In Guatemala, working closely with indigenous leaders, PSN is focused on strengthening women’s roles in the community—whether by preparing a cadre of midwives with university degrees to address a broader range of health concerns (Técnica Universitaria en Partería), building the skills of CHWs, including community midwives, or offering women leadership opportunities in local health commissions.

Wheel of practice for better living

Tomás uses the “Wheel of Practice for Better Living,” shown here, to help deliver health messages to women and families. Photo credit: Jhpiego

For Tomás, supporting her community includes sharing with women the “Wheel of Practice for Better Living,” 19 universally recommended messages related to improved health and nutrition. An illustrated chart job aid covers three health areas—everyday hygiene practices, healthy habits during pregnancy and care for children up to two years of age. During their neighborhood walks, 118 CHWs, supported by PSN, talk with families about the importance of handwashing, keeping toilets clean and drinking boiled or chlorinated water.

They advise pregnant women to eat well, take their supplements, attend their antenatal checkups, recognize danger signs in pregnancy and prepare a birth plan. For families with small children, they reiterate the importance of exclusive breastfeeding for the first six months, regular health checkups for children, and age-appropriate feeding and nutrition. The CHWs also assist in making timely referrals for women and children to health care facilities when required.

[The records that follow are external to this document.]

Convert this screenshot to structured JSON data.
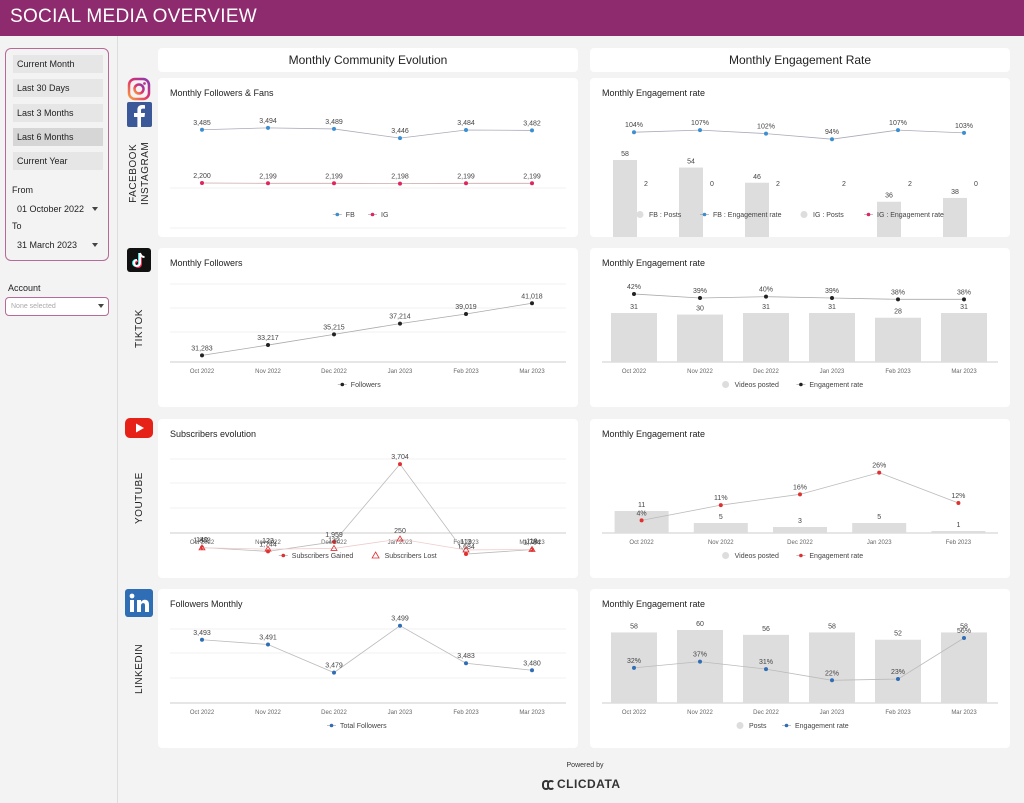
{
  "header": {
    "title": "SOCIAL MEDIA OVERVIEW"
  },
  "filters": {
    "periods": [
      {
        "label": "Current Month",
        "active": false
      },
      {
        "label": "Last 30 Days",
        "active": false
      },
      {
        "label": "Last 3 Months",
        "active": false
      },
      {
        "label": "Last 6 Months",
        "active": true
      },
      {
        "label": "Current Year",
        "active": false
      }
    ],
    "from_label": "From",
    "from_value": "01 October 2022",
    "to_label": "To",
    "to_value": "31 March 2023",
    "account_label": "Account",
    "account_placeholder": "None selected"
  },
  "columns": {
    "left": "Monthly Community Evolution",
    "right": "Monthly Engagement Rate"
  },
  "sections": {
    "fbig": "FACEBOOK\nINSTAGRAM",
    "tiktok": "TIKTOK",
    "youtube": "YOUTUBE",
    "linkedin": "LINKEDIN"
  },
  "colors": {
    "header": "#8e2a6e",
    "fb": "#3b8ed0",
    "ig": "#e0245e",
    "dark": "#222222",
    "red": "#e03030",
    "bar": "#dddddd",
    "li": "#2f6db5"
  },
  "footer": {
    "powered": "Powered by",
    "brand": "CLICDATA"
  },
  "chart_data": [
    {
      "id": "fbig-followers",
      "type": "line",
      "title": "Monthly Followers & Fans",
      "categories": [
        "Oct 2022",
        "Nov 2022",
        "Dec 2022",
        "Jan 2023",
        "Feb 2023",
        "Mar 2023"
      ],
      "series": [
        {
          "name": "FB",
          "values": [
            3485,
            3494,
            3489,
            3446,
            3484,
            3482
          ],
          "labels": [
            "3,485",
            "3,494",
            "3,489",
            "3,446",
            "3,484",
            "3,482"
          ]
        },
        {
          "name": "IG",
          "values": [
            2200,
            2199,
            2199,
            2198,
            2199,
            2199
          ],
          "labels": [
            "2,200",
            "2,199",
            "2,199",
            "2,198",
            "2,199",
            "2,199"
          ]
        }
      ]
    },
    {
      "id": "fbig-engagement",
      "type": "bar",
      "title": "Monthly Engagement rate",
      "categories": [
        "Oct 2022",
        "Nov 2022",
        "Dec 2022",
        "Jan 2023",
        "Feb 2023",
        "Mar 2023"
      ],
      "series": [
        {
          "name": "FB : Posts",
          "values": [
            58,
            54,
            46,
            6,
            36,
            38
          ]
        },
        {
          "name": "FB : Engagement rate",
          "values": [
            104,
            107,
            102,
            94,
            107,
            103
          ],
          "labels": [
            "104%",
            "107%",
            "102%",
            "94%",
            "107%",
            "103%"
          ]
        },
        {
          "name": "IG : Posts",
          "values": [
            2,
            0,
            2,
            2,
            2,
            0
          ]
        },
        {
          "name": "IG : Engagement rate",
          "values": [
            4,
            0,
            4,
            4,
            4,
            0
          ],
          "labels": [
            "4%",
            "0%",
            "4%",
            "4%",
            "4%",
            "0%"
          ]
        }
      ]
    },
    {
      "id": "tiktok-followers",
      "type": "line",
      "title": "Monthly Followers",
      "categories": [
        "Oct 2022",
        "Nov 2022",
        "Dec 2022",
        "Jan 2023",
        "Feb 2023",
        "Mar 2023"
      ],
      "series": [
        {
          "name": "Followers",
          "values": [
            31283,
            33217,
            35215,
            37214,
            39019,
            41018
          ],
          "labels": [
            "31,283",
            "33,217",
            "35,215",
            "37,214",
            "39,019",
            "41,018"
          ]
        }
      ]
    },
    {
      "id": "tiktok-engagement",
      "type": "bar",
      "title": "Monthly Engagement rate",
      "categories": [
        "Oct 2022",
        "Nov 2022",
        "Dec 2022",
        "Jan 2023",
        "Feb 2023",
        "Mar 2023"
      ],
      "series": [
        {
          "name": "Videos posted",
          "values": [
            31,
            30,
            31,
            31,
            28,
            31
          ]
        },
        {
          "name": "Engagement rate",
          "values": [
            42,
            39,
            40,
            39,
            38,
            38
          ],
          "labels": [
            "42%",
            "39%",
            "40%",
            "39%",
            "38%",
            "38%"
          ]
        }
      ]
    },
    {
      "id": "youtube-subscribers",
      "type": "line",
      "title": "Subscribers evolution",
      "categories": [
        "Oct 2022",
        "Nov 2022",
        "Dec 2022",
        "Jan 2023",
        "Feb 2023",
        "Mar 2023"
      ],
      "series": [
        {
          "name": "Subscribers Gained",
          "values": [
            1832,
            1744,
            1959,
            3704,
            1684,
            1784
          ],
          "labels": [
            "1,832",
            "1,744",
            "1,959",
            "3,704",
            "1,684",
            "1,784"
          ]
        },
        {
          "name": "Subscribers Lost",
          "values": [
            140,
            123,
            132,
            250,
            113,
            119
          ],
          "labels": [
            "140",
            "123",
            "132",
            "250",
            "113",
            "119"
          ]
        }
      ]
    },
    {
      "id": "youtube-engagement",
      "type": "bar",
      "title": "Monthly Engagement rate",
      "categories": [
        "Oct 2022",
        "Nov 2022",
        "Dec 2022",
        "Jan 2023",
        "Feb 2023"
      ],
      "series": [
        {
          "name": "Videos posted",
          "values": [
            11,
            5,
            3,
            5,
            1
          ]
        },
        {
          "name": "Engagement rate",
          "values": [
            4,
            11,
            16,
            26,
            12
          ],
          "labels": [
            "4%",
            "11%",
            "16%",
            "26%",
            "12%"
          ]
        }
      ]
    },
    {
      "id": "linkedin-followers",
      "type": "line",
      "title": "Followers Monthly",
      "categories": [
        "Oct 2022",
        "Nov 2022",
        "Dec 2022",
        "Jan 2023",
        "Feb 2023",
        "Mar 2023"
      ],
      "series": [
        {
          "name": "Total Followers",
          "values": [
            3493,
            3491,
            3479,
            3499,
            3483,
            3480
          ],
          "labels": [
            "3,493",
            "3,491",
            "3,479",
            "3,499",
            "3,483",
            "3,480"
          ]
        }
      ]
    },
    {
      "id": "linkedin-engagement",
      "type": "bar",
      "title": "Monthly Engagement rate",
      "categories": [
        "Oct 2022",
        "Nov 2022",
        "Dec 2022",
        "Jan 2023",
        "Feb 2023",
        "Mar 2023"
      ],
      "series": [
        {
          "name": "Posts",
          "values": [
            58,
            60,
            56,
            58,
            52,
            58
          ]
        },
        {
          "name": "Engagement rate",
          "values": [
            32,
            37,
            31,
            22,
            23,
            56
          ],
          "labels": [
            "32%",
            "37%",
            "31%",
            "22%",
            "23%",
            "56%"
          ]
        }
      ]
    }
  ]
}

Guatemala is moving forward

Community facilitators attend a recent training on how to use the “Wheel of Practice for Better Living.” So far, 92 community facilitators like Tomás have been recruited from rural areas. Photo credit: Jhpiego

Tomás and other women donning new leadership roles and steering efforts to improve health and nutrition of women, children and families in their communities are sure to bring positive change. “Increasing women’s participation and leadership is the goal and Guatemala is moving forward in the right direction,” says Fischer.

Fernando Arevalo is the communications officer for the PSN project. Indrani Kashyap is the senior communications manager for Asia and Latin America.